With a slight mirroring of the classic evil stepmother and stepsisters concept of Cinderella, this is a book about an orphan sent to live with her last remaining family in Brazil. The family are unwelcoming and unsavoury, but alongside her governess and friends, she enjoys the vibrancy of the Amazon Rainforest. Of course, the evil stepmother gets her comeuppance, and with a couple of interesting side plots, too, this book is simple enough to keep young readers entertained, but still manages to explore a variety of important themes.
Beatrix Potter’s children’s books were inspired by her animals and the landscape she grew up in. Bringing animals to life, her books are immersive and magical; for decades, children have enjoyed her loveable characters, which are completely relatable in there mischievous and inquisitive nature. Peter Rabbit is one of her most popular creations. Simply narrated, the tale of Peter Rabbit is entertaining, relatable and some important lessons are certainly learned.
Roald Dahl is the king of creating obscure, wacky characters; George’s granny, the Twits, even Mr Wonka from Charlie and the Chocolate Factory. A lot of his stories are about characters coming up with crazy ways to get one up on each other and George’s Marvellous Medicine is no different. Inventing a ‘medicine’ to get back at his granny, it ends up having an adverse effect on her, but it could help to end one of the biggest issues worldwide! It’s a simple, full circle book that’ll inspire all sorts of creativity that you may need to watch out for!
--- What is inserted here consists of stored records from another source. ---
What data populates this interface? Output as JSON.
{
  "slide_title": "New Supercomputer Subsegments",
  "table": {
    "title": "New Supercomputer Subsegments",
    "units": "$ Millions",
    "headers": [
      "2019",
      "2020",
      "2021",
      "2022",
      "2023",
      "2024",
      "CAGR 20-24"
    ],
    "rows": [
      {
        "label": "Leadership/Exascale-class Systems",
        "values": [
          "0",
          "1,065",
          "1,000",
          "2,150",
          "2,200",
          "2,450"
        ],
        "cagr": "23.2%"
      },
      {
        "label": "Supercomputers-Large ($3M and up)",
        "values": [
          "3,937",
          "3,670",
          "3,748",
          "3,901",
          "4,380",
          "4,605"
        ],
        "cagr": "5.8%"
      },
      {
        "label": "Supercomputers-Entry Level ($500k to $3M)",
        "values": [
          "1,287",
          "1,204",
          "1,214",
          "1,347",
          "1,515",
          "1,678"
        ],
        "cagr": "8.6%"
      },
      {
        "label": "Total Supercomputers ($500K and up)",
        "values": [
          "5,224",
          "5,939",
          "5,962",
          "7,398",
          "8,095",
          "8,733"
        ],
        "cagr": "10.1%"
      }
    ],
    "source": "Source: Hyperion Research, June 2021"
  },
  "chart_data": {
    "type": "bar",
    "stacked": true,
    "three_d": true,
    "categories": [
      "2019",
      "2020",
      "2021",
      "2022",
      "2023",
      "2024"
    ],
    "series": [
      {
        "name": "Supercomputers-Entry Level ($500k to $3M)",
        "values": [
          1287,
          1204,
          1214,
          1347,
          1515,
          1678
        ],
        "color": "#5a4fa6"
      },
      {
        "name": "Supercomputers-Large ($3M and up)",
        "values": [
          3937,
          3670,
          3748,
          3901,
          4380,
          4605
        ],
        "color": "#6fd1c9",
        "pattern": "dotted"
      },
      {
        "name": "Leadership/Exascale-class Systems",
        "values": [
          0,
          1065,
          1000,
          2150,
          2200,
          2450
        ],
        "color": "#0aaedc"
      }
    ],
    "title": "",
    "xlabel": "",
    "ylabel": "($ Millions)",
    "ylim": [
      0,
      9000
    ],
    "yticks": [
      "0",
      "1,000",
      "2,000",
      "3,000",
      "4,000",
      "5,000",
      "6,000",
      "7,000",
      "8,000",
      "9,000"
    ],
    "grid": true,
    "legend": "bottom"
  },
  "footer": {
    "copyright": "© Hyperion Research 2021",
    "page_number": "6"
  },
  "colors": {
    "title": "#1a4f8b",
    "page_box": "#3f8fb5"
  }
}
Charlotte’s Web is the perfect balance of triumphant and harrowing themes. The idea that this is a story about saving a pig from slaughter is fairly eye opening for a child, but the friendship between Wilbur the pig and Charlotte the spider is sweet and innocent. While Charlotte’s death is harrowing, especially after her success at saving Wilbur, E.B White stays true to nature, but still leaves the reader with a satisfyingly happy ending.
Harmony, the heroine in the story, is given a magical 50p coin which grants her 7 wishes. A lover of animals, this story combines themes of magic and nature as she goes on a journey to discover the things that are most important in life- even her parents, who she dislikes because they don’t like animals, she learns to love and accept. A story that teaches that you getting what you wish for isn’t necessarily what’s best.